Introduction to Relationships

Relationships define how different semantic models connect to each other, effectively specifying join conditions for queries. Defining these connections is essential for enabling analyses that combine data from multiple related models.

By establishing relationships, you empower the semantic layer to understand the logical links between your data entities. This allows metrics, dimensions, and filters to reference fields across different models seamlessly, provided the necessary joins are included in the query.

Here’s the basic structure for defining relationships within a model’s YAML configuration:

# Inside a model definition (e.g., orders.yml)
relationships:
  - name: related_model_name # Required: Name of the model being linked TO (e.g., customers)
    source_col: join_key_in_current_model # Required: Key field in the *current* model (e.g., customer_id)
    ref_col: join_key_in_related_model # Required: Key field in the *related* model (e.g., id)
    description: "Business context" # Required: Clear explanation of the link
    type: LEFT # Optional: Join type (LEFT, INNER, RIGHT, FULL OUTER). Default: LEFT
    cardinality: many-to-one # Optional: Nature of the link (one-to-one, one-to-many, many-to-one, many-to-many)

The relationships key defines a list of connections from the current model to other models.

Defining Relationships

Each relationship specifies the connection details between the current model and another (related) model.

Relationship Fields

FieldRequiredDescription
nameYesThe name of the related semantic model this relationship connects to.
source_colYesThe name of the join key column in the current model.
ref_colYesThe name of the join key column in the related model.
descriptionYesA human-readable description explaining the relationship’s business context. This is mandatory.
typeNoSpecifies the join type. Must be one of: LEFT, INNER, RIGHT, FULL OUTER. Defaults to LEFT if omitted.
cardinalityNoDescribes the numerical link between records. Must be one of: one-to-one, one-to-many, many-to-one, many-to-many. Optional.

Understanding Join Keys

  • source_col: Refers to the column in the current model’s underlying table/view that holds the key value. Often a foreign key.
  • ref_col: Refers to the column in the related model’s underlying table/view that holds the corresponding key value. Often a primary key.

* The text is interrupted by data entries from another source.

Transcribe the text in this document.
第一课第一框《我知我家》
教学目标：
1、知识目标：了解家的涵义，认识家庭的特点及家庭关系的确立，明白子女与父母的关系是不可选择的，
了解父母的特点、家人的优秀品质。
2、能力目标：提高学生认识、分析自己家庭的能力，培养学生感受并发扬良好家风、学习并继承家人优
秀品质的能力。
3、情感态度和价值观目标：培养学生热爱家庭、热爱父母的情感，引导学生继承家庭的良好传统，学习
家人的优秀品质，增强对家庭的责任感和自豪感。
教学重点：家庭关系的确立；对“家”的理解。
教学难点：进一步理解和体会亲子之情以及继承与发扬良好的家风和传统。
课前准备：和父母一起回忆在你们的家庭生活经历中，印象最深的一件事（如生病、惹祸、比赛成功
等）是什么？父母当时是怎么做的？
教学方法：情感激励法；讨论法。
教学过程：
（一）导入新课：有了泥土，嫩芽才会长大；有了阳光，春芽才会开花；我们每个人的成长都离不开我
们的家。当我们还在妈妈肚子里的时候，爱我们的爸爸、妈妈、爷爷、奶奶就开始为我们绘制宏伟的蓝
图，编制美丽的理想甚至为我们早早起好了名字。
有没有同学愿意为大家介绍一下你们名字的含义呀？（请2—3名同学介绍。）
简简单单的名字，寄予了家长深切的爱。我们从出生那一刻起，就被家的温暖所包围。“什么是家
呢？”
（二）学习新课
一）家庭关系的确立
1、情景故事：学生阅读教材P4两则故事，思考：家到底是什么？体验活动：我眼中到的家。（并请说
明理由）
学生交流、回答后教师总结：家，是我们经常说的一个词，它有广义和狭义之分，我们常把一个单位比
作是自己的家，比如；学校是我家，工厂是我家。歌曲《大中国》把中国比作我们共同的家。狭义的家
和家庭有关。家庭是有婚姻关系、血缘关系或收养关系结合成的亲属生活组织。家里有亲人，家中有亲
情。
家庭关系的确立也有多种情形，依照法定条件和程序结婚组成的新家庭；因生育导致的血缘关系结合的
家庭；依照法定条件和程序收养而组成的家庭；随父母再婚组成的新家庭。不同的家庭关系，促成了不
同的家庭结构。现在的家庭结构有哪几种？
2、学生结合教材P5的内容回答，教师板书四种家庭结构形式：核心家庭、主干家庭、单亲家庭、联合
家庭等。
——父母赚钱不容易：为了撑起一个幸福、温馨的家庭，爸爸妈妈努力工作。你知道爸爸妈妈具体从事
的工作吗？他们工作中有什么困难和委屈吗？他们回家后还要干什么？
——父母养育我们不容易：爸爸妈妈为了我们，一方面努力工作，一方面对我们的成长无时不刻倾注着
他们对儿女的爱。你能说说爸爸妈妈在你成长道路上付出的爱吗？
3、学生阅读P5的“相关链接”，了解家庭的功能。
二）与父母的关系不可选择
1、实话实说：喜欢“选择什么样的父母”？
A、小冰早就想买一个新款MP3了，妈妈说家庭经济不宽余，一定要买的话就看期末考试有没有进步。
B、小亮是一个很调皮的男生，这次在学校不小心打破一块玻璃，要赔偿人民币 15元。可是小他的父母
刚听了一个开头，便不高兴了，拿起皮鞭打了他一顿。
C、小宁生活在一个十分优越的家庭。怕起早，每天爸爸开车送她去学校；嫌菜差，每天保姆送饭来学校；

Example: Orders to Customers

Assuming an orders model needs to link to a customers model:

# In orders.yml
name: orders
description: >
  Represents individual customer order transactions. Contains details about each order,
  including identifier, customer linkage, timing, status, and financial value. This is
  an event-based model crucial for sales analysis, revenue tracking, and understanding
  purchase patterns.
dimensions:
  - name: order_id
    description: Unique identifier for the order transaction.
    type: string
  - name: customer_id
    description: Foreign key linking to the 'customers' model.
    type: string
  - name: order_date
    description: Date the order was placed.
    type: date
  # ... other dimensions like status ...
measures:
  - name: amount # Renamed from total_amount
    description: Total monetary value of the order (e.g., in USD).
    type: number
  # ... other measures like item_count ...
relationships:
  - name: customer # Link TO customers model
    source_col: customer_id # Key in orders (current)
    ref_col: id           # Key in customers (related)
    description: Links this order to the specific customer who placed it.
    cardinality: many-to-one
    type: LEFT
# ... other relationships ...
metrics:
  - name: revenue_from_recent_customers
    description: >
      Total revenue from orders placed by customers who signed up in the current calendar year.
      Requires joining with 'customers' model via 'customer' relationship.
    # References 'signup_year' from the related 'customers' model via 'customer' relationship
    # Assumes 'amount' is a measure in this model.
    expr: "SUM(CASE WHEN customer.signup_year = EXTRACT(YEAR FROM CURRENT_DATE()) THEN orders.amount ELSE 0 END)"
# ... other metrics ...
# In customers.yml (Referenced by the metric above)
name: customers
description: >
  Represents individual customer entities. Contains contact information, registration details,
  location, and potentially derived metrics. Used as a dimension table for analyzing orders.
dimensions:
  - name: id
    description: The unique identifier for the customer (primary key).
    type: string
  - name: signup_year
    description: >
      The year the customer registered. Used in the cross-model metric example to analyze
      revenue based on customer tenure.
    type: integer
  # ... other dimensions like name, email, country ...
# ... measures / metrics ...
# ... relationships ...

Relationship Details

Accurately defining join types and cardinality is crucial for correct query generation and results.

Join Types (type)

This field dictates the SQL join behavior when this relationship is used in a query:

  • LEFT (Default): Includes all records from the current model (where the relationship is defined) and matching records from the related model. Fields from the related model will be NULL if no match is found.
  • INNER: Includes only records where a match exists in both models based on the join keys.
  • RIGHT: Includes all records from the related model and matching records from the current model. Fields from the current model will be NULL if no match is found. (Use with caution, often LEFT from the other model is clearer).
  • FULL OUTER: Includes all records from both models. Fields will be NULL where no match exists in the corresponding model.

Cardinality (cardinality)

This describes the expected numerical relationship between records connected by the join keys:

  • one-to-one: Each record in the current model maps to at most one record in the related model, and vice-versa (e.g., users to user_profiles).
  • one-to-many: Each record in the current model can map to multiple records in the related model (e.g., customers to orders).
  • many-to-one: Multiple records in the current model can map to a single record in the related model (e.g., orders to customers). This is the inverse of one-to-many.
  • many-to-many: Records in one model can map to multiple records in the other, and vice-versa (e.g., products to orders). This typically requires a junction model.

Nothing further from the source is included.